Advertisement

Sherman Oaks House Slides 14 Feet Down Hillside

Share
TIMES STAFF WRITER

A vacant house in Sherman Oaks owned by a geologist slid about 14 feet down a hillside Thursday, after rain-soaked ground gave way, city officials said.

“The ground has been saturated from the floods and rains these last few weeks,” said David Keim, a principal building inspector with the city’s Department of Building and Safety. “The slope underneath the house started moving.”

The fallen house in the 3600 block of Oakfield Drive was declared an imminent hazard and will have to be demolished to protect the houses below and nearby, city officials said.

Advertisement

There were no injuries and no other residences were damaged in the slide. City engineers, however, detected additional erosion beneath the house next door and those homeowners were evacuated.

“We’re moving,” said Lila Illes, who lives in the threatened house. “I don’t know where.”

Joseph Cota, the owner of the sliding house, stood by stoically, saying little as city engineers and other officials inspected his damaged property, which he had purchased only a month ago.

His house apparently began moving late Wednesday.

“I kept hearing noises, about 12,” said Illes. “We had no idea what it was. It was pitch black. It was spooky. We decided to get out of bed, get dressed and get out of here.”

The Illeses spent the rest of the night in a hotel and only discovered the source of the noise when they returned the next morning.

Like some other houses that line Oakfield Drive--a steep, winding road near Beverly Glen Boulevard--Cota’s house was supported by steel beams that resemble stilts.

When the slope failed, taking the wood-frame house and its foundation with it, the stilts tilted to the left. By mid-morning Thursday, the house was lopsided, several feet below the street and other houses.

Advertisement

The slide also damaged the street.

“The street has been undermined,” said Nick Delli Quadri, senior structural engineer with the Department of Building and Safety. “It took the soil at the street away.”

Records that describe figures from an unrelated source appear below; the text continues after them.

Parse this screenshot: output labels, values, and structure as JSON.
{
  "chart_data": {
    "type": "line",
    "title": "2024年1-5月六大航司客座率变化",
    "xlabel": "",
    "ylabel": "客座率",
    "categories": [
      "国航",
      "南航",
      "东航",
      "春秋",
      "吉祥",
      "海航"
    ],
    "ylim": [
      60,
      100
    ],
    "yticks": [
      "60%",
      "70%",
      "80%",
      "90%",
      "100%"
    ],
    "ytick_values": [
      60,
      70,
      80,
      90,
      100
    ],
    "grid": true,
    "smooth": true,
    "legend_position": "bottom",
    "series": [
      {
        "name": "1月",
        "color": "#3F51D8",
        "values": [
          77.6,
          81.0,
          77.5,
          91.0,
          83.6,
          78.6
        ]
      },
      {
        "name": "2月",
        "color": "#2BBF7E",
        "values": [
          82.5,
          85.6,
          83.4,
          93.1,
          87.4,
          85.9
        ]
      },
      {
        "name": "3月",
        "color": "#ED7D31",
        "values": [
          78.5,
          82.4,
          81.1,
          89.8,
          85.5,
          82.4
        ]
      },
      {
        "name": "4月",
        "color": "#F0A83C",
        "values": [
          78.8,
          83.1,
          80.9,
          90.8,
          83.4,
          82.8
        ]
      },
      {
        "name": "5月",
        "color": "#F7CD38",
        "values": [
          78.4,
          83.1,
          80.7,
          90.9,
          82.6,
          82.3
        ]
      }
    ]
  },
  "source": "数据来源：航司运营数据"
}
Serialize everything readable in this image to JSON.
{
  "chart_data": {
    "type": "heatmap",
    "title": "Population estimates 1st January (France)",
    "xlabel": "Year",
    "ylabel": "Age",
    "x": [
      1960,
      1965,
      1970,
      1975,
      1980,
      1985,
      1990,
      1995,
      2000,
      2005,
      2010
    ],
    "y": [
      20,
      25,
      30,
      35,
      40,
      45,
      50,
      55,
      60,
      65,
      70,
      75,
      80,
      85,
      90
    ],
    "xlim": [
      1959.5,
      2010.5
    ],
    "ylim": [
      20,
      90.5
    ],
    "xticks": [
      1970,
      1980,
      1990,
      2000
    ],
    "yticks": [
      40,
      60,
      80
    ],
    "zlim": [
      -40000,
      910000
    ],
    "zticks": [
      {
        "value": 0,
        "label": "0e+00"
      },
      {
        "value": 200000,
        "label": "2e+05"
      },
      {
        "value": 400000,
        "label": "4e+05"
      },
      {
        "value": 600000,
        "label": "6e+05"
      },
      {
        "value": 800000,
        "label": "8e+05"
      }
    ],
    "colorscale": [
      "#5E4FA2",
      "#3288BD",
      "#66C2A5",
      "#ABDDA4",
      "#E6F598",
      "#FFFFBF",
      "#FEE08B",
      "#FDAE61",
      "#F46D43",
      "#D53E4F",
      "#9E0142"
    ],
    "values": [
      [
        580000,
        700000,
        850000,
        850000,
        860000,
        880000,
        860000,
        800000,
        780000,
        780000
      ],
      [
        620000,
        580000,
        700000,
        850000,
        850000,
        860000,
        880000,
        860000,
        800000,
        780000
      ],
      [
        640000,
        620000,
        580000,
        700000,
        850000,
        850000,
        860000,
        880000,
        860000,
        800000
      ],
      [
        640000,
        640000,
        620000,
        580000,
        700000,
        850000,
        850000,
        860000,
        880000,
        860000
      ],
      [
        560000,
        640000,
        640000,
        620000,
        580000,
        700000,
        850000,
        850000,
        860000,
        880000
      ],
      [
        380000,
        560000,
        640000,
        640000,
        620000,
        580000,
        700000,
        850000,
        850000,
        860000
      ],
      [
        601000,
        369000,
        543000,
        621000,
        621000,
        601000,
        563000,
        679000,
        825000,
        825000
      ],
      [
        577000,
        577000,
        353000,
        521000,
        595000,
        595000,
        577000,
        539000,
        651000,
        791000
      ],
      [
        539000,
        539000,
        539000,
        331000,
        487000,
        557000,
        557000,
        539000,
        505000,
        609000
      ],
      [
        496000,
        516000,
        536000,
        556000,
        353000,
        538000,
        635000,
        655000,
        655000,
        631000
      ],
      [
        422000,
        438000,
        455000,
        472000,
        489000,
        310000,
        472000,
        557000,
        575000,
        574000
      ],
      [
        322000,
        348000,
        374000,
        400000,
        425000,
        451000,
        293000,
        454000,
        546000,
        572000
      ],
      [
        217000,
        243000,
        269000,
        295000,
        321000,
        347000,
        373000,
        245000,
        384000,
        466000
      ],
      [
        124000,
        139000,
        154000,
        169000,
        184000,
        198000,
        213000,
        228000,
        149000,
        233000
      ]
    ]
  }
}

Illes and other neighbors suspected that the land beneath the house was unstable. Illes said the land under her own home shifted during the quake. Another neighbor said a three-foot-wide gap between the street and the house, which directly abuts the roadway, appeared after the quake.

“There was undermining with the earthquake plus the rain,” Illes said.

City officials could not confirm reports of previous undermining.

Although the house received some interior damage in the quake, there was no structural damage, Cota said.

“From the earthquake there was not a single broken window,” Cota said. “It was green-tagged after the earthquake.”

According to county records, the 1,600-square-foot house was assessed at $215,576 last year.

In February, the house was owned by an elderly man who lived alone, neighbors said.

“The morning of the earthquake I helped him get out,” said Bruce M. Gleason, who has lived on the street since 1969. “He was trapped.”

Advertisement

Neighbors said the man gave the property to UCLA, which sold it to a private individual.

Because the house occupies such a precarious position, it will be hand-wrecked, using small tools and power tools, to ensure the safety of demolition workers and nearby residences, Keim said. City officials have not determined when the house will be demolished.